Holding Pro-Tax Pols Accountable

Rick Hamada
By .(JavaScript must be enabled to view this email address)
Wednesday - May 12, 2005

It is done.

The Democrat-controlled Legislature has passed HB1309, which authorizes the counties around the state to add a surcharge of 12.5 percent onto the General Excise Tax. Why? So counties can raise money for transportation projects. Here on Oahu, the phantom rail system can now be funded upon approval of the City Council.

What that system is, not one person on God’s green Earth can tell you, but by gosh, we sure are gonna raise that tax.

If the councilmembers agree to increase the GET, this will be the largest tax increase in the history of the state. But do those lawmakers who voted to authorize the increase care what the negative effects will be on the average resident of Hawaii?

Evidently not.

Talk to small-business owners who employ the majority of the private sector. Ask them what an increase in the GET means to their businesses. Some will have to lay off employees, cut product lines and become less competitive in an already highly competitive market.


Ask regular working people what a loss of nearly $500 of income a year will mean to a family of four.

Ask economists what the removal of an additional $160 million out of this economy will mean to an emerging, yet volatile economy. That’s tens of millions of dollars less to be spent in shops and for services. Tens of millions taken from every single man, woman and child who buys anything from a candy bar to a multimillion- dollar home.

For what?

An empty promise of salvation from a brutally congested traffic corridor.

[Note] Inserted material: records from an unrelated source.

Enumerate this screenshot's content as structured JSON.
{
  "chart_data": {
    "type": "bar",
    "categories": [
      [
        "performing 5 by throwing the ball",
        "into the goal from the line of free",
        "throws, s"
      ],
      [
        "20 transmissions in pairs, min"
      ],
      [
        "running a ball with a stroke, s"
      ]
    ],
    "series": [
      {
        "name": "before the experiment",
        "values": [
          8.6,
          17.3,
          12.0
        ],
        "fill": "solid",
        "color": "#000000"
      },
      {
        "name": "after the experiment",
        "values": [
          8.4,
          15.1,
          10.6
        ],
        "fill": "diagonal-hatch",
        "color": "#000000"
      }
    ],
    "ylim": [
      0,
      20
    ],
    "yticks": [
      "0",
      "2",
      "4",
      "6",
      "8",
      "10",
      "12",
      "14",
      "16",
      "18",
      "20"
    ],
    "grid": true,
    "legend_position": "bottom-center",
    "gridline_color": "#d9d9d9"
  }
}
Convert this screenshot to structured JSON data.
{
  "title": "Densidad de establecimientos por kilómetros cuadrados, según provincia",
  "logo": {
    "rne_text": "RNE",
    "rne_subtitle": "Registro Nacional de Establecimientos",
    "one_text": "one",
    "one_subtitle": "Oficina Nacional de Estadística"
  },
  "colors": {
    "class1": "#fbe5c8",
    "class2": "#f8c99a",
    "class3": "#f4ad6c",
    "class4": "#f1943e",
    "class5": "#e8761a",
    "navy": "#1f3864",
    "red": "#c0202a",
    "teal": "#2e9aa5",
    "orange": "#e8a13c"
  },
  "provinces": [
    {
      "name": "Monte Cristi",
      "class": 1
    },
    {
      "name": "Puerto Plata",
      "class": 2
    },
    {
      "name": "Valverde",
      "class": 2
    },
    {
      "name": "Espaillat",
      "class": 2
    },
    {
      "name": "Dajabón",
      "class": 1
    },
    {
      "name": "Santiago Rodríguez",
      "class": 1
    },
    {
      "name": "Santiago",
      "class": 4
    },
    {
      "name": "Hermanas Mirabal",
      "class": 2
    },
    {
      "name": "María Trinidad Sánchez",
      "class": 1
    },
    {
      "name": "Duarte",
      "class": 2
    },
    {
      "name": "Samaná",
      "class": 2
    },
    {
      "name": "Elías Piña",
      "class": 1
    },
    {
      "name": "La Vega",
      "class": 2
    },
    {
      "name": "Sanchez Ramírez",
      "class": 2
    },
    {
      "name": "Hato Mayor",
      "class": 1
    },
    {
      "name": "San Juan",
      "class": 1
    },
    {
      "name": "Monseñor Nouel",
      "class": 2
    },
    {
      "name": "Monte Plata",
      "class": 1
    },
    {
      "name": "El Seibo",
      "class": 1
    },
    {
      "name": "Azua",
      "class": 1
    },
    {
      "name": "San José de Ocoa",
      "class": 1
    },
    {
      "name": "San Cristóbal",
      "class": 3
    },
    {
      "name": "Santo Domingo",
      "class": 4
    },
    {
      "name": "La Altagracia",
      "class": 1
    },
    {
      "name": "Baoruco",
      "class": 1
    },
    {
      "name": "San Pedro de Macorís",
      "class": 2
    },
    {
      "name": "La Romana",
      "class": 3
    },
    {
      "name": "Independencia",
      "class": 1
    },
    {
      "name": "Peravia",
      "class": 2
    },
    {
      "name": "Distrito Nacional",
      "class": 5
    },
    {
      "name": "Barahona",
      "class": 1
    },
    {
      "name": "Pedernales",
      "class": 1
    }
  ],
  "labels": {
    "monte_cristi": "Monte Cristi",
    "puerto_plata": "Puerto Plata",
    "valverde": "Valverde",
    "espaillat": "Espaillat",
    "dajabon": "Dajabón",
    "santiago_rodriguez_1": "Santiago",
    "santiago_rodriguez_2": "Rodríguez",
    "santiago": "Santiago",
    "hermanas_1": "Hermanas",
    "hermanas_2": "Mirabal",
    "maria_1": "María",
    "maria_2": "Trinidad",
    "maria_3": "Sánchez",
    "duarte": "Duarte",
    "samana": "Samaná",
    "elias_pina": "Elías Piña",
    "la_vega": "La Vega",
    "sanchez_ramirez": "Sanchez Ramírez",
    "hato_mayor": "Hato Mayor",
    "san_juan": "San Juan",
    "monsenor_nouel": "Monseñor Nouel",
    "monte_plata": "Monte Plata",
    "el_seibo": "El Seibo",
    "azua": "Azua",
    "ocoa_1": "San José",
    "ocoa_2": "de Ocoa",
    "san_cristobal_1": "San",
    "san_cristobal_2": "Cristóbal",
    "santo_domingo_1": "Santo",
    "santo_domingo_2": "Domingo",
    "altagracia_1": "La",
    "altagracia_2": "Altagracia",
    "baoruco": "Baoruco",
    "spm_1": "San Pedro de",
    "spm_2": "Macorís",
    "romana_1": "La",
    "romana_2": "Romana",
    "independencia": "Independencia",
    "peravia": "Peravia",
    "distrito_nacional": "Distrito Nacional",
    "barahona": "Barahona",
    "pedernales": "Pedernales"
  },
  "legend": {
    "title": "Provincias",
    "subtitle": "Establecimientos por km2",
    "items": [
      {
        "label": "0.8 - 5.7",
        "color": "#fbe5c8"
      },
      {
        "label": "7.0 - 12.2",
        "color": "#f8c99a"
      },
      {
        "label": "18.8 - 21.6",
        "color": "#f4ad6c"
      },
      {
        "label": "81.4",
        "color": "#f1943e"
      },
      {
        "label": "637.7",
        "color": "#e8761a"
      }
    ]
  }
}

Although conventional wisdom stated the increase in the GET would be passed by the Legislature, lawmakers had a choice to make and should be held accountable for that decision. Legislators on both sides of the aisle could have made a strong and defined statement of advocacy for businesses that drive this economy and the families who comprise this community. But they did not. Those who voted for the ability to increase the GET sided with those entities who dismiss the needs and concerns of regular men and women of Hawaii. I believe an elected official has a resume each and every time they seek office, and that is their record.

Let me leave you with a couple of things to consider.

If you support a rail system, why? There is no plan. Yet, you are being asked to “trust” the government to do the right thing. Sen. Brian Taniguchi said the GET increase will require “a leap of faith.” Sen. Lorraine Inouye is quoted as saying, “I don’t want to be another Rene Mansho.” Mansho, as a City Council member in 1992, cast the deciding vote to kill a proposed rail project.

These are the best arguments in support of the biggest tax increase in the history of our state?